Several iterative methods for solving linear systems $Ax=b$ first construct a basis for a Krylov subspace and then use the basis vectors, together with the Hessenberg (or tridiagonal) matrix generated during that construction, to obtain an approximate solution to the linear system. To determine the approximate solution, it is necessary to solve either a linear system with the Hessenberg matrix as coefficient matrix or an extended Hessenberg least squares problem. In the first case, referred to as a Galerkin method, the residual is orthogonal to the Krylov subspace, whereas in the second case, referred to as a norm-minimizing method, the residual (or a related quantity) is minimized over the Krylov subspace. Examples of such pairs include the full orthogonalization method (FOM) (Arnoldi) and generalized minimal residual (GMRES) algorithms, the biconjugate gradient (BCG) and quasi-minimal residual (QMR) algorithms, and their symmetric equivalents, the Lanczos and minimal residual (MINRES) algorithms. A relationship between the solution of the linear system and that of the least squares problem is used to relate the residual norms in Galerkin processes to the norms of the quantities minimized in the corresponding norm-minimizing processes. It is shown that when the norm-minimizing process is converging rapidly, the residual norms in the corresponding Galerkin process exhibit similar behavior, whereas when the norm-minimizing process is converging very slowly, the residual norms in the corresponding Galerkin process are significantly larger.

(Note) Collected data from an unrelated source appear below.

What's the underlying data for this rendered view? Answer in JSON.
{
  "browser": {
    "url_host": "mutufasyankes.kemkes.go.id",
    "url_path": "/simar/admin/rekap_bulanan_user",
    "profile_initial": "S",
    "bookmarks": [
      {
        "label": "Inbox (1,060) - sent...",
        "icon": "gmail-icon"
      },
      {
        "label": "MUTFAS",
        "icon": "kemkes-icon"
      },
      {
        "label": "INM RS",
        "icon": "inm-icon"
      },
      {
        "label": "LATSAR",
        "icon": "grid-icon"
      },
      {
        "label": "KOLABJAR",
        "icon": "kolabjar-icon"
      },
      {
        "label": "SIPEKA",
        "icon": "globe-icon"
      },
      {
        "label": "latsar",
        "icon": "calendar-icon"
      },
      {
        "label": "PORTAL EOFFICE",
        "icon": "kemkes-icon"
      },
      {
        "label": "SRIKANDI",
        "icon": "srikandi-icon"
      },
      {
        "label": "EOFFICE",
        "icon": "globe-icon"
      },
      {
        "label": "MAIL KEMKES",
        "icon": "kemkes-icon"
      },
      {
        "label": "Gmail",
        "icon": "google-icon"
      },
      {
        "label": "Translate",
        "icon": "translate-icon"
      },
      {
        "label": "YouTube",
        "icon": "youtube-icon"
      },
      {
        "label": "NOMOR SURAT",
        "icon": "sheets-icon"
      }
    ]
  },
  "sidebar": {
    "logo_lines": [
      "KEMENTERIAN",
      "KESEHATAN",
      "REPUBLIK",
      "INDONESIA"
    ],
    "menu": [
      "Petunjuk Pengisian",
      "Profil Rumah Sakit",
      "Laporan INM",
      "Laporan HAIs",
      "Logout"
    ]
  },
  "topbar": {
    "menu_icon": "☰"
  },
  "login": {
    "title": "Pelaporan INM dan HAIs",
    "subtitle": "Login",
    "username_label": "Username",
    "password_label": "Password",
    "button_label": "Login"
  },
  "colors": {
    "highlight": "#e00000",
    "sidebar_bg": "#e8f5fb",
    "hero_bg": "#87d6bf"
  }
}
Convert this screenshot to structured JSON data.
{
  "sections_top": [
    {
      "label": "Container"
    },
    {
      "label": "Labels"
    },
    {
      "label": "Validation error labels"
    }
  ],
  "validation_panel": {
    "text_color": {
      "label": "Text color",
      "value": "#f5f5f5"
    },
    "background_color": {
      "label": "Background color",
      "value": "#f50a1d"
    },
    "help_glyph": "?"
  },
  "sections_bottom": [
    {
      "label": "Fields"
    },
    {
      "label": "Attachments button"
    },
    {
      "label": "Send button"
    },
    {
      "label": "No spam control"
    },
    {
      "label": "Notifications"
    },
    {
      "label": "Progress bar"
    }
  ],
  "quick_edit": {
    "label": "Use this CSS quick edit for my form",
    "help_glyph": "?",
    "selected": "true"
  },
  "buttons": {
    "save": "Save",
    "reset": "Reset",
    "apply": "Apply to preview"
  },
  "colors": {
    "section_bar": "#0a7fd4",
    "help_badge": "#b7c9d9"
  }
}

This is a generalization of the relationship established between Arnoldi and GMRES residual norms in P. N. Brown, A theoretical comparison of the Arnoldi and GMRES algorithms, SIAM J. Sci. Statist. Comput., 12, 1991, pp. 58--78. For MINRES and Lanczos, and for two nonsymmetric bidiagonalization procedures, we extend the arguments to incorporate the effects of finite precision arithmetic.